My post-work ponder got me thinking about people who have stayed in situations that made them feel bitter be it a toxic relationship, less than satisfactory work environment, a failed diet attempt, or even an apartment that they’re just not that fond of. I think that feeling powerless at the very core of this decision making process. I find people are engrained to have a refrain of “I deserve X or Y or whatever” but yet stay in these situations, places or habits that aren’t fulfilling them.
Even if they do have the guts to make some changes to their lives, who’s to say that next choice will be any different than the one they made that didn’t give them happiness? That’s the point where you see them in ANOTHER dead end job or ANOTHER relationship with someone who’s emotionally unavailable or ANOTHER failed diet attempt. That’s the point where discouragement sets in and people start giving up. “What’s the point of making changes? Nothing REALLY changes anyways.”
So how does REAL change then occur within our lives? How do you break the habit of being unhappy?
You have to ask if you AREN’T getting happiness out of your situation, what ARE you getting out of it?
That demanding job that stresses you out probably satisfies a desire to feel needed, or that emotionally unavailable relationship is “better than nothing” or validating a story you’ve made up about your lovability or what “should” happen in relationships.

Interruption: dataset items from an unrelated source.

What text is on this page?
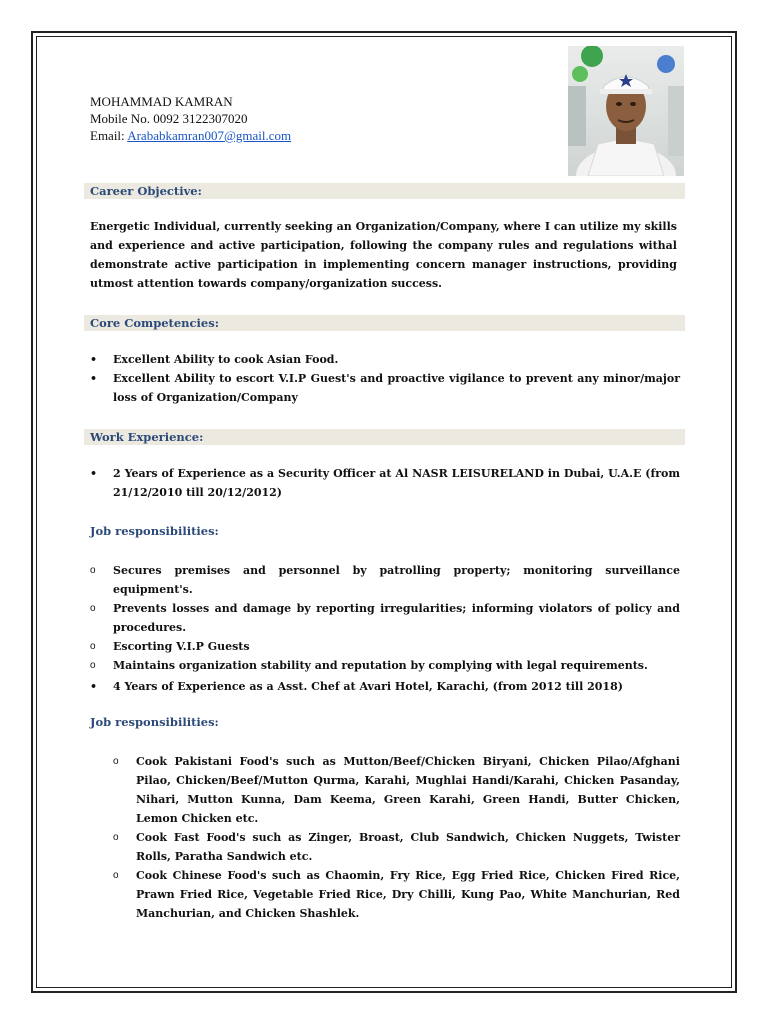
MOHAMMAD KAMRAN
Mobile No. 0092 3122307020
Email: Arababkamran007@gmail.com
Career Objective:
Energetic Individual, currently seeking an Organization/Company, where I can utilize my skills and experience and active participation, following the company rules and regulations withal demonstrate active participation in implementing concern manager instructions, providing utmost attention towards company/organization success.
Core Competencies:
• Excellent Ability to cook Asian Food.
• Excellent Ability to escort V.I.P Guest's and proactive vigilance to prevent any minor/major loss of Organization/Company
Work Experience:
• 2 Years of Experience as a Security Officer at Al NASR LEISURELAND in Dubai, U.A.E (from 21/12/2010 till 20/12/2012)
Job responsibilities:
o Secures premises and personnel by patrolling property; monitoring surveillance equipment's.
o Prevents losses and damage by reporting irregularities; informing violators of policy and procedures.
o Escorting V.I.P Guests
o Maintains organization stability and reputation by complying with legal requirements.
• 4 Years of Experience as a Asst. Chef at Avari Hotel, Karachi, (from 2012 till 2018)
Job responsibilities:
o Cook Pakistani Food's such as Mutton/Beef/Chicken Biryani, Chicken Pilao/Afghani Pilao, Chicken/Beef/Mutton Qurma, Karahi, Mughlai Handi/Karahi, Chicken Pasanday, Nihari, Mutton Kunna, Dam Keema, Green Karahi, Green Handi, Butter Chicken, Lemon Chicken etc.
o Cook Fast Food's such as Zinger, Broast, Club Sandwich, Chicken Nuggets, Twister Rolls, Paratha Sandwich etc.
o Cook Chinese Food's such as Chaomin, Fry Rice, Egg Fried Rice, Chicken Fired Rice, Prawn Fried Rice, Vegetable Fried Rice, Dry Chilli, Kung Pao, White Manchurian, Red Manchurian, and Chicken Shashlek.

In both these situations, you are avoiding tackling the real obstacle to your happiness — your fucking issues with yourself — and you have to really look inward to find out what these issues are to make outward changes that will truly inspire happiness in your life instead of mindlessly jumping to the same old shit in different piles.
In the next month as all this change is manifesting in my life, I’m really going to take in what my payoffs are in decisions I’m making, what I’m putting my energy to, and really try to observe what my issues and patterns are to make sure I’m putting REAL change into place so my happiness can overflow to others who could maybe use some good shit in their pile.